Só que Kaique com sono... Fica com um humor terrível!
O guri estava agoniado, rolando na cama e batucando os dedos no lençol. Ele perguntava quantos dias os tios ficariam internados, se o tratamento demorava muito, se respirador machucava. Cada vez que eu respondia com calma, ele retrucava com mais uma possibilidade que deixava tudo ainda mais complicado de explicar. Su sentia meu filho implorando por certezas que eu não tinha como oferecer.
Quando tentei mudar o assunto, ele pegou o celular e abriu o calendário, passando os dedos rápido pelas semanas, como se pudesse prever um prazo seguro para tudo acabar bem. Eu o observava em silêncio, e foi ali, no meio daquela busca ansiosa por datas, que ele congelou a tela e arregalou os olhos.
— Não acredito! — Ele exclamou.
— O que foi??? — Perguntei, sem entender.
— Eu e Mih vamos passar o aniversário separados??????? — Kaká questionou, sentando na cama.

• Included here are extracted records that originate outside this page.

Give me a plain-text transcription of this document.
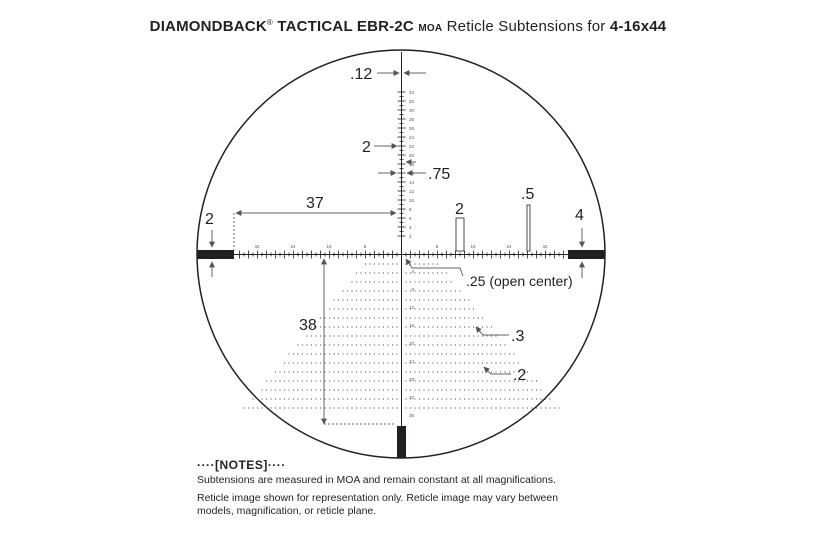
DIAMONDBACK® TACTICAL EBR-2C MOA Reticle Subtensions for 4-16x44
34
32
30
28
26
24
22
20
18
16
14
12
10
8
6
4
2
32	24	16	8	8	16	24	32
4
8
12
16
20
24
28
32
36
.12
2
.75
37
2	4
2
.5
.25 (open center)
38
.3
.2
····[NOTES]····

Subtensions are measured in MOA and remain constant at all magnifications.

Reticle image shown for representation only. Reticle image may vary between

models, magnification, or reticle plane.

O que antes era inquietação virou um choro frustrado, cheio de raiva, soluços e palavras desconexas que eu não consegui compreender.
— Meu amor, o aniversário de vocês é no final do mês que vem... Depois pensamos nisso... — Falei, fazendo-o deitar novamente.

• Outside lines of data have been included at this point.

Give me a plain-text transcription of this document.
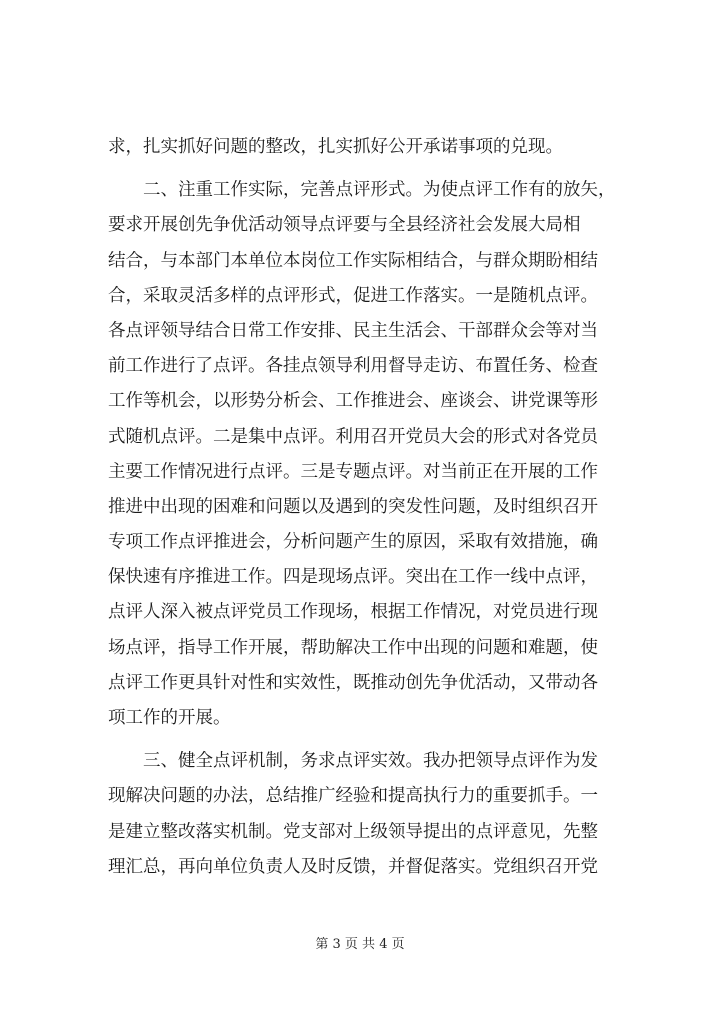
求，扎实抓好问题的整改，扎实抓好公开承诺事项的兑现。
　　二、注重工作实际，完善点评形式。为使点评工作有的放矢，
要求开展创先争优活动领导点评要与全县经济社会发展大局相
结合，与本部门本单位本岗位工作实际相结合，与群众期盼相结
合，采取灵活多样的点评形式，促进工作落实。一是随机点评。
各点评领导结合日常工作安排、民主生活会、干部群众会等对当
前工作进行了点评。各挂点领导利用督导走访、布置任务、检查
工作等机会，以形势分析会、工作推进会、座谈会、讲党课等形
式随机点评。二是集中点评。利用召开党员大会的形式对各党员
主要工作情况进行点评。三是专题点评。对当前正在开展的工作
推进中出现的困难和问题以及遇到的突发性问题，及时组织召开
专项工作点评推进会，分析问题产生的原因，采取有效措施，确
保快速有序推进工作。四是现场点评。突出在工作一线中点评，
点评人深入被点评党员工作现场，根据工作情况，对党员进行现
场点评，指导工作开展，帮助解决工作中出现的问题和难题，使
点评工作更具针对性和实效性，既推动创先争优活动，又带动各
项工作的开展。
　　三、健全点评机制，务求点评实效。我办把领导点评作为发
现解决问题的办法，总结推广经验和提高执行力的重要抓手。一
是建立整改落实机制。党支部对上级领导提出的点评意见，先整
理汇总，再向单位负责人及时反馈，并督促落实。党组织召开党
第 3 页 共 4 页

Mas eu sabia que não era somente isso a causa do seu descontrole...
O sono, o estresse acumulado, o medo da morte, a saudade da irmã... Tudo se misturou em uma confusão de sentimentos que ele não sabia organizar.
Pedi que Kaká respirasse comigo, que deixasse a mente descansar um pouco. Disse que, por mais que parecesse impossível agora, as coisas poderiam melhorar, e que ele precisava estar descansado para enfrentar o que viesse. No início, ele relutou, porém aos poucos se deixou levar e o anti finalmente mais calmo.
Ficamos deitados lado a lado, e eu continuei passando a mão em seus cabelos até achar que meu filho estava dormindo.
Quando eu já me preparava para levantar ele abriu os olhos.
— Mãe, quando Mih casar ela vai amar mais a nova família do que a mim? — Kaká perguntou baixinho.
Eu respirei tão fundo nesse momento...
— É porque eu a ama muito mesmo e seu que ela também me ama e não queria que isso mudasse — Kaique se apressou em se justificar, quando percebeu que a minha paciência estava por um fio.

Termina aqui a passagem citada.